If I am not wrong then grey area means that use of the same is legal?
Grey area means that it can be debated. Since it is unregulated, it could fall into any category or none at all.
Thank you Mr.Benson and one last thing could u please suggest me any regulation which prohibits dealing in with bitcoins.
None that I am aware of. Bitcoin – Bitcoin is just like sending an e-mail. It can never be regulated as there is no central authority and it is non-political. No country owns it. Hope that helps.
What rules and regulations I need to go through to find out the legality of bitcoins in India.
They do not fall into any category that I have studied so far.
Thanx a ton 🙂
Mr.
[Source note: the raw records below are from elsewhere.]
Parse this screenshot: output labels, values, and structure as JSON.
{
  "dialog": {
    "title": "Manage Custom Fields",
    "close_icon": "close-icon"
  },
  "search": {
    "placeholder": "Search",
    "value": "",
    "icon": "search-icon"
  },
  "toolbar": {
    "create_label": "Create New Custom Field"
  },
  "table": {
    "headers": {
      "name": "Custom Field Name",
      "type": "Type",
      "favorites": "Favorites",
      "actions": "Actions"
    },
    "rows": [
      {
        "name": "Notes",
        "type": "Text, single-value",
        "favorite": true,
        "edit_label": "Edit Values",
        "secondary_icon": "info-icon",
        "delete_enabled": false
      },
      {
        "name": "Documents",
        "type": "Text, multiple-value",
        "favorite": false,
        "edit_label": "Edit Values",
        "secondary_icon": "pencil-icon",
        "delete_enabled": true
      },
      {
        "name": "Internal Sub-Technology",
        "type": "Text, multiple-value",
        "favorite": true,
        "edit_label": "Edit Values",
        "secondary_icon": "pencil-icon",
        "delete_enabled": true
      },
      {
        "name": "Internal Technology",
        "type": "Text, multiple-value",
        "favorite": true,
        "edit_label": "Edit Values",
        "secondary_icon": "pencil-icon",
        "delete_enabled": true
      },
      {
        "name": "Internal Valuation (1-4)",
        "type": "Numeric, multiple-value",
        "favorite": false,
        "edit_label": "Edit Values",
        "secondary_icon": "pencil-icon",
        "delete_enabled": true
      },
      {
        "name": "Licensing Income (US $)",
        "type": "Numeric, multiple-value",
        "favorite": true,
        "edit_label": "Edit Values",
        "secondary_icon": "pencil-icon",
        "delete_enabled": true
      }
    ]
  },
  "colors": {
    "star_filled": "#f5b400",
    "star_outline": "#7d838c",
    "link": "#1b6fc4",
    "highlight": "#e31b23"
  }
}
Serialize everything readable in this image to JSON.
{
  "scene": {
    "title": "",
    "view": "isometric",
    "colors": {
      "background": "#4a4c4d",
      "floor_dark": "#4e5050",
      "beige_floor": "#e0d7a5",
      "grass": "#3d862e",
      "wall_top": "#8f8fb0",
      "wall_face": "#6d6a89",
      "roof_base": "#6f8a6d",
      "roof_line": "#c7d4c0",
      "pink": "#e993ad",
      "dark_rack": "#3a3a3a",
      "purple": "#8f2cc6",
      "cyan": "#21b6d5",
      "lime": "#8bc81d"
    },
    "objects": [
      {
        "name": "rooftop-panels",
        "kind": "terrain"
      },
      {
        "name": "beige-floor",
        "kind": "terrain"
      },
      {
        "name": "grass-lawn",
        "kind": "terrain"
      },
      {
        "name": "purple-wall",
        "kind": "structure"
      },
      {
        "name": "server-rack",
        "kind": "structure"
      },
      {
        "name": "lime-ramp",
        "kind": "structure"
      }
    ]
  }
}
Benson though I agree with you that legality of bitcoins has become a debatable topic globally but don’t you think that after the “Silk Road” incident and the way the U.S Attorney General and F.B.I reacted on it pushes the debate on a more negative use of such decentralized currency and that to in U.S which offers more flexibility in trade and commerce. That is to say it has started from a bad note i.e. it has become a play toy in the hands of criminals using it as an instrument for money laundering. Secondly, in India though FEMA cannot grip Bitcoins but the PMLA, 2002 with its amendment of 2009 and the I.T Act,2000 along with the free gratis of Judicial Review of our courts can grip this GRAY MAN “THE BITCOINS”
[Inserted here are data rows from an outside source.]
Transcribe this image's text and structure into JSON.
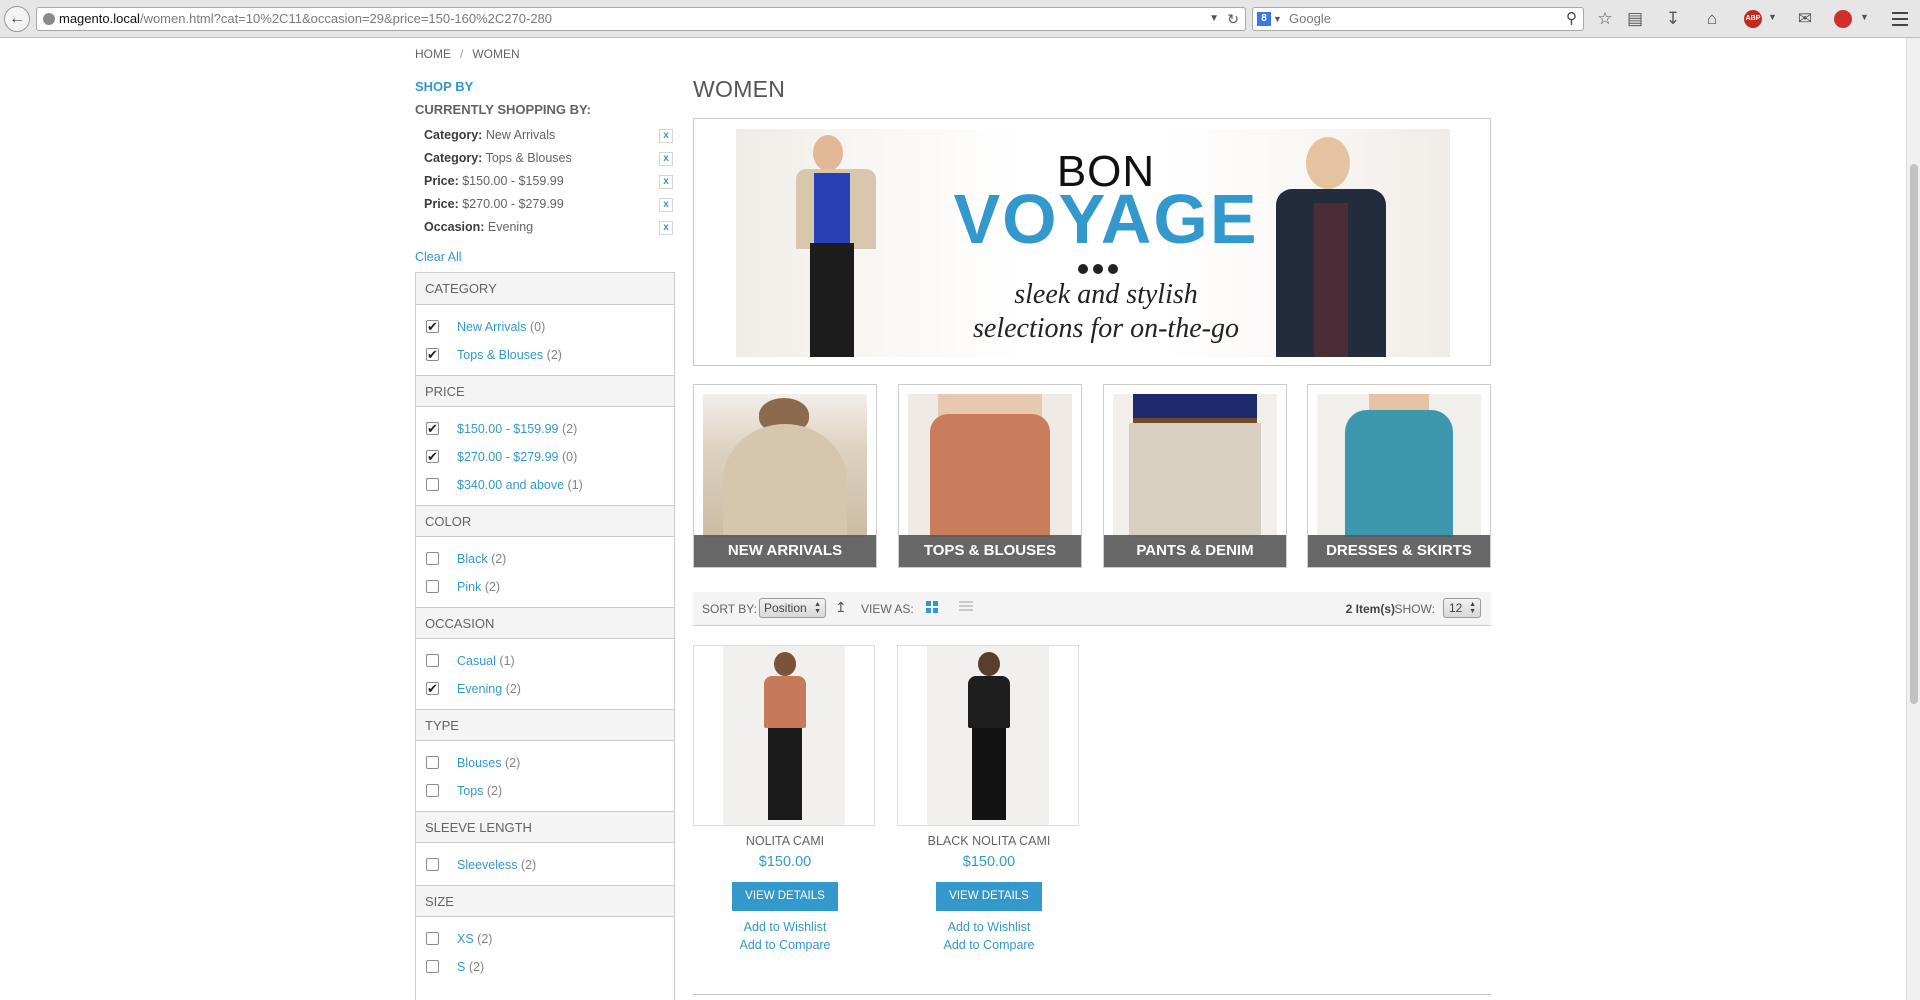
{
  "browser": {
    "url_host": "magento.local",
    "url_path": "/women.html?cat=10%2C11&occasion=29&price=150-160%2C270-280",
    "search_placeholder": "Google"
  },
  "breadcrumb": [
    "HOME",
    "/",
    "WOMEN"
  ],
  "sidebar": {
    "shop_by": "SHOP BY",
    "currently_label": "CURRENTLY SHOPPING BY:",
    "active_filters": [
      {
        "label": "Category:",
        "value": "New Arrivals",
        "remove": "x"
      },
      {
        "label": "Category:",
        "value": "Tops & Blouses",
        "remove": "x"
      },
      {
        "label": "Price:",
        "value": "$150.00 - $159.99",
        "remove": "x"
      },
      {
        "label": "Price:",
        "value": "$270.00 - $279.99",
        "remove": "x"
      },
      {
        "label": "Occasion:",
        "value": "Evening",
        "remove": "x"
      }
    ],
    "clear_all": "Clear All",
    "filter_groups": [
      {
        "title": "CATEGORY",
        "options": [
          {
            "label": "New Arrivals",
            "count": "(0)",
            "checked": true
          },
          {
            "label": "Tops & Blouses",
            "count": "(2)",
            "checked": true
          }
        ]
      },
      {
        "title": "PRICE",
        "options": [
          {
            "label": "$150.00 - $159.99",
            "count": "(2)",
            "checked": true
          },
          {
            "label": "$270.00 - $279.99",
            "count": "(0)",
            "checked": true
          },
          {
            "label": "$340.00 and above",
            "count": "(1)",
            "checked": false
          }
        ]
      },
      {
        "title": "COLOR",
        "options": [
          {
            "label": "Black",
            "count": "(2)",
            "checked": false
          },
          {
            "label": "Pink",
            "count": "(2)",
            "checked": false
          }
        ]
      },
      {
        "title": "OCCASION",
        "options": [
          {
            "label": "Casual",
            "count": "(1)",
            "checked": false
          },
          {
            "label": "Evening",
            "count": "(2)",
            "checked": true
          }
        ]
      },
      {
        "title": "TYPE",
        "options": [
          {
            "label": "Blouses",
            "count": "(2)",
            "checked": false
          },
          {
            "label": "Tops",
            "count": "(2)",
            "checked": false
          }
        ]
      },
      {
        "title": "SLEEVE LENGTH",
        "options": [
          {
            "label": "Sleeveless",
            "count": "(2)",
            "checked": false
          }
        ]
      },
      {
        "title": "SIZE",
        "options": [
          {
            "label": "XS",
            "count": "(2)",
            "checked": false
          },
          {
            "label": "S",
            "count": "(2)",
            "checked": false
          }
        ]
      }
    ]
  },
  "main": {
    "title": "WOMEN",
    "hero": {
      "line1": "BON",
      "line2": "VOYAGE",
      "tagline1": "sleek and stylish",
      "tagline2": "selections for on-the-go"
    },
    "categories": [
      {
        "label": "NEW ARRIVALS"
      },
      {
        "label": "TOPS & BLOUSES"
      },
      {
        "label": "PANTS & DENIM"
      },
      {
        "label": "DRESSES & SKIRTS"
      }
    ],
    "toolbar": {
      "sort_label": "SORT BY:",
      "sort_value": "Position",
      "view_label": "VIEW AS:",
      "items_count": "2 Item(s)",
      "show_label": "SHOW:",
      "show_value": "12"
    },
    "products": [
      {
        "name": "NOLITA CAMI",
        "price": "$150.00",
        "button": "VIEW DETAILS",
        "wishlist": "Add to Wishlist",
        "compare": "Add to Compare",
        "top_color": "#c77a5a"
      },
      {
        "name": "BLACK NOLITA CAMI",
        "price": "$150.00",
        "button": "VIEW DETAILS",
        "wishlist": "Add to Wishlist",
        "compare": "Add to Compare",
        "top_color": "#1e1e1e"
      }
    ]
  },
  "colors": {
    "accent": "#3399cc",
    "text": "#636363",
    "panel_bg": "#f4f4f4"
  },
  "icons": [
    "back-arrow-icon",
    "globe-icon",
    "reload-icon",
    "search-icon",
    "star-icon",
    "bookmarks-icon",
    "download-icon",
    "home-icon",
    "adblock-icon",
    "mail-icon",
    "menu-icon",
    "sort-direction-icon",
    "grid-view-icon",
    "list-view-icon"
  ]
}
is bitcoins synonymous with or atleast resembling to mobile payments gateway?
Bitcoin is a protocol. Any Software or Payment Gateway can be built on it. Example Bitpay.com
Pingback: Revisiting – The Legality of Bitcoin in India | Benson's Blog
Pingback: REVISITING – THE LEGALITY OF BITCOIN IN INDIA | INDIA BITCOIN
Hi Benson. I’m looking for making a transaction in Bitcoins. In this blog you have previously mentioned that Bitcoins otherwise unregulated come within a legal grey area when FIAT gets involved. how or why? What difference does involvement of FIAT make to the legality of the transaction? Which regulations may get violated when FIAT gets involved?
The only problem arising from FIAT is that it is regulated by the government.
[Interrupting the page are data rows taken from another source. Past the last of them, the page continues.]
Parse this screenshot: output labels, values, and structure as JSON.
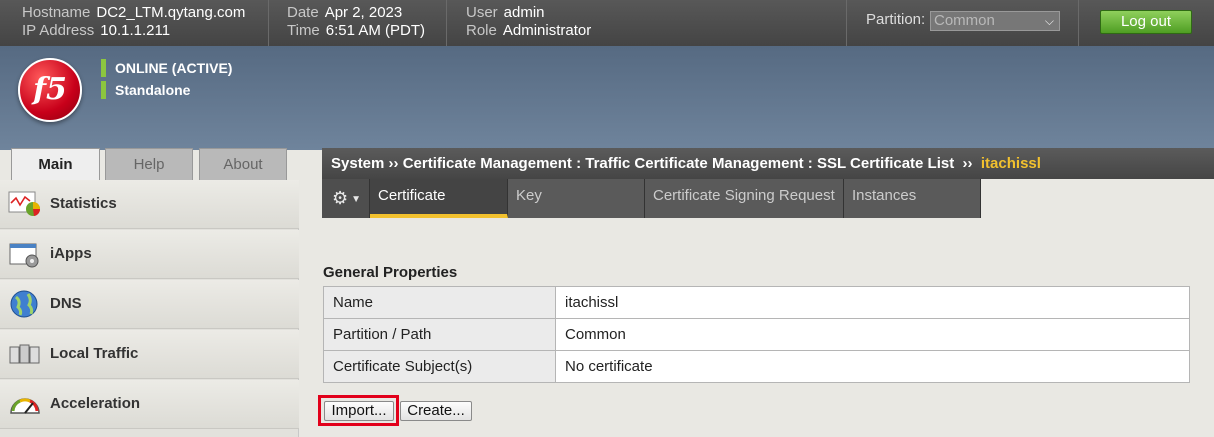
{
  "topbar": {
    "hostname_label": "Hostname",
    "hostname": "DC2_LTM.qytang.com",
    "ip_label": "IP Address",
    "ip": "10.1.1.211",
    "date_label": "Date",
    "date": "Apr 2, 2023",
    "time_label": "Time",
    "time": "6:51 AM (PDT)",
    "user_label": "User",
    "user": "admin",
    "role_label": "Role",
    "role": "Administrator",
    "partition_label": "Partition:",
    "partition_value": "Common",
    "logout_label": "Log out"
  },
  "banner": {
    "logo_text": "f5",
    "status_line1": "ONLINE (ACTIVE)",
    "status_line2": "Standalone",
    "status_color": "#8cc63f"
  },
  "nav_tabs": [
    "Main",
    "Help",
    "About"
  ],
  "menu": [
    {
      "label": "Statistics",
      "icon": "statistics-icon"
    },
    {
      "label": "iApps",
      "icon": "iapps-icon"
    },
    {
      "label": "DNS",
      "icon": "dns-globe-icon"
    },
    {
      "label": "Local Traffic",
      "icon": "local-traffic-icon"
    },
    {
      "label": "Acceleration",
      "icon": "acceleration-gauge-icon"
    }
  ],
  "breadcrumb": {
    "path": "System  ››  Certificate Management : Traffic Certificate Management : SSL Certificate List",
    "sep": "  ››  ",
    "current": "itachissl",
    "current_color": "#f2c12e"
  },
  "tabs": [
    "Certificate",
    "Key",
    "Certificate Signing Request",
    "Instances"
  ],
  "active_tab": "Certificate",
  "general": {
    "title": "General Properties",
    "rows": [
      {
        "key": "Name",
        "value": "itachissl"
      },
      {
        "key": "Partition / Path",
        "value": "Common"
      },
      {
        "key": "Certificate Subject(s)",
        "value": "No certificate"
      }
    ]
  },
  "buttons": {
    "import": "Import...",
    "create": "Create..."
  }
}
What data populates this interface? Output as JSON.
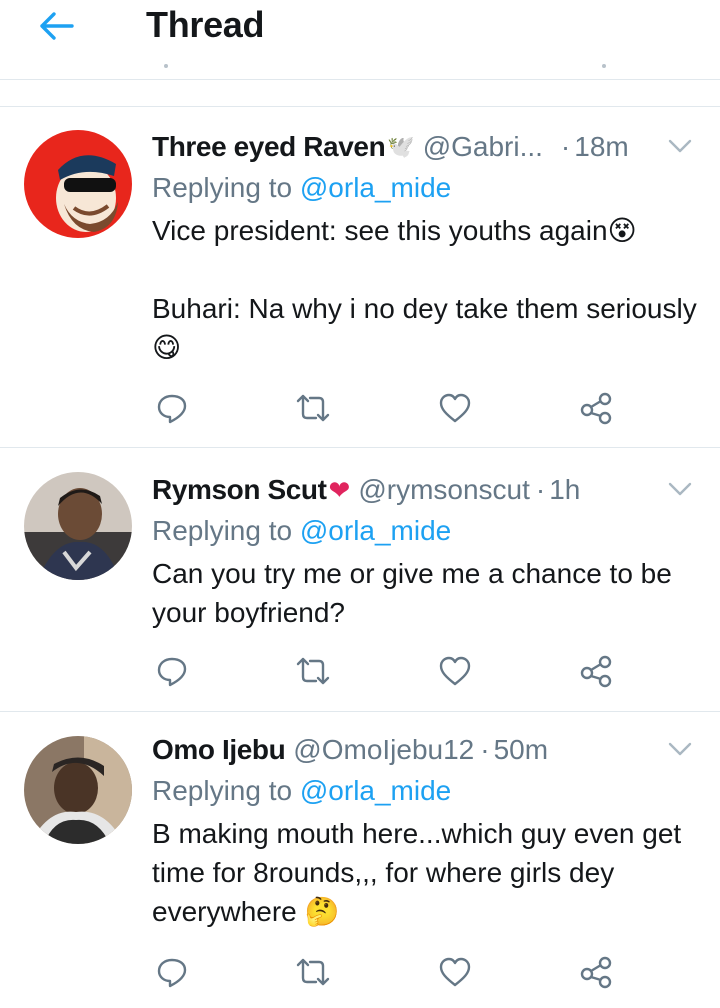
{
  "header": {
    "title": "Thread",
    "back_icon": "arrow-left-icon",
    "accent": "#1da1f2"
  },
  "tweets": [
    {
      "name": "Three eyed Raven",
      "name_emoji": "🕊️",
      "handle": "@Gabri...",
      "separator": "·",
      "time": "18m",
      "replying_prefix": "Replying to",
      "replying_to": "@orla_mide",
      "text": "Vice president: see this youths again😵\n\nBuhari: Na why i no dey take them seriously 😋",
      "avatar_color": "#e8261c"
    },
    {
      "name": "Rymson Scut",
      "name_emoji": "❤",
      "handle": "@rymsonscut",
      "separator": "·",
      "time": "1h",
      "replying_prefix": "Replying to",
      "replying_to": "@orla_mide",
      "text": "Can you try me or give me a chance to be your boyfriend?",
      "avatar_color": "#8a7d74"
    },
    {
      "name": "Omo Ijebu",
      "name_emoji": "",
      "handle": "@OmoIjebu12",
      "separator": "·",
      "time": "50m",
      "replying_prefix": "Replying to",
      "replying_to": "@orla_mide",
      "text": "B making mouth here...which guy even get time for 8rounds,,, for where girls dey everywhere 🤔",
      "avatar_color": "#5b4a3c"
    }
  ],
  "action_icons": [
    "reply-icon",
    "retweet-icon",
    "like-icon",
    "share-icon"
  ],
  "colors": {
    "text": "#14171a",
    "secondary": "#657786",
    "link": "#1da1f2",
    "divider": "#e1e8ed",
    "heart": "#e0245e"
  }
}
There are 3 main types of digital payments
Closed – Only allowed in the environment of the virtual world. This is unregulated but needs approval
Semi-Closed – Can be used to purchase a few items outside the virtual world. ie – prepaid topups, etc – This is regulated but approval can be obtained to setup a prepaid method that can buy some controlled items.
Open – This is where Bitcoin can be defined or not. It allows free transfer of digital currency between FIAT and back. This is regulated and can only be run by Banks in India.
The discussion arises since people want to know where they stand with this clause.
Thanks for that. Could you tell me which regulations/rules/laws in India govern such Digital payments?
Pingback: Revisiting the Legality of Bitcoin in India | UnoCoin
Do we have any list of banks from each country that recognize BitCoins and come forward to exchange it into respective currencies?
SV Bank in USA & Aqoba bank in France. But this is Bitcoin at the age of 4. Am sure that more banks will get sucked in quite soon.